Comic Review: The Wild Storm #3
/Imagine your favorite action show or movie, with action so detailed in its choreography that you’re whooping it up on the couch like a maniac. Now imagine your favorite mind-bending show or movie with visuals you have to re-watch to comprehend. For example, combine “” on AMC with “.”
That’s what the Wild Storm #3 has done.
In this issue we see Jacob Marlowe’s Covert Action Team track down rogue engineer Angie Spica and attempt to rescue here, all the while IO is attempting to track her down and harvest her inventions. Thankfully, the two groups clash, and holy hell do things get amazing.
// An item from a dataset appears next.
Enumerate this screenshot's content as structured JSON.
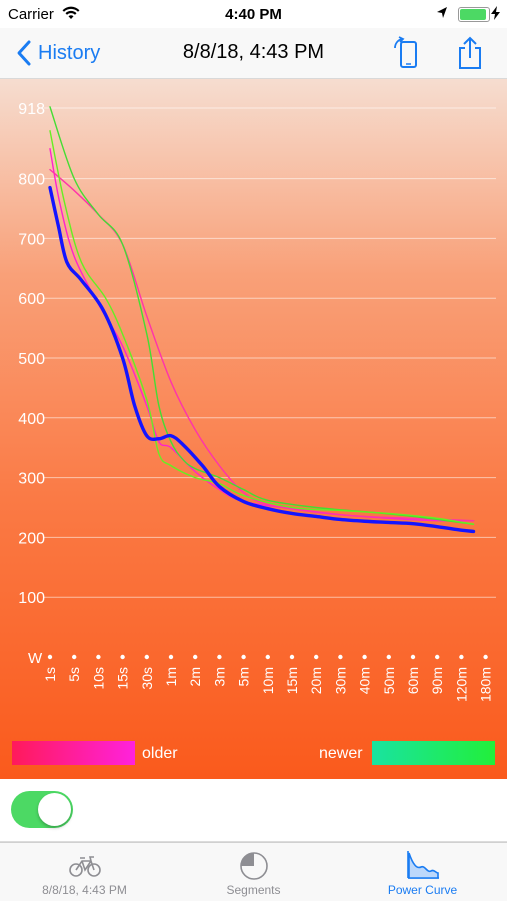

Things start off with a character who appears to be (please God please) Jenny Sparks wandering through technology to get to her destination. Now, I had to look over the visuals here a few times to make sure I registered what I was seeing: Sparks essentially meanders through security footage, a comic book, a TV show, and a Times Square ad in a series of panels that’s just so damn clever. This sequence is, of course, LITTERED with Easter Eggs that longtime DC readers will gobble up like a post-Easter candy sale.
And then the fun starts.
Cole Cash (Grifter), Kenesha (Savant), and Adrianna Tereshkova (Void) arrive in Spica’s safe room, just after she’s been working on her mech suit. IO’s Razors 3 arrive just thereafter, and the following action is as frenetic as the tiny details that artist Jon Davis-Hunt supplies are thoughtful.
Grifter’s acrobatics and sharp-shooting are on point, as he’s also in a realistic body position to fire a shot, and his shots just land so gorgeously on whatever the Razors are shooting. And this is where Davis-Hunt’s attention to detail is so powerful: he gets the action down so minutely in a couple panels that you get the full force of the beats in Warren Ellis’ script, like when he takes the time to show the bounce a canister takes, or when an exploding bullet counts down. Hell, one of my favorite tiny details was a panel showing Spica remembering to put on her shoe after working on her armor.
The colors here by Steve Buccellato are just mouth-wateringly gorgeous: from the tiny drones Spica shoots, to the strange matter-piercing light, to the initial teleportation field, Buccellato chooses a bright palate to really emphasize how out-of-place in a realistic world all these things are. Contrast the page examining Spica’s hiring at IO with the teleportation scene – absolutely stunning work.

And then there’s Ellis’ dialogue and direction. Miles Craven’s orders from the IO control room are alternatingly dumbfounded and surgical as he tries to control the infiltration from the “wild CATs.” Grifter’s impatience with a rapidly deteriorating situation is palpable. And again, that scene where (please God please) Jenny Sparks goes to her headquarters is so well crafted, and her dialogue so spot on, is just perfect.
This issue is just the sort of gear-shift this series needed to amp up the action and the intrigue. Davis-Hunt is a star in the making with his attention to detail and organic action. Buccellato shows true innovation with impossible events occurring in a bland modern world. And goddamn, does Warren Ellis have a feel for these characters that hasn’t eroded in the years that have passed. I adore this book.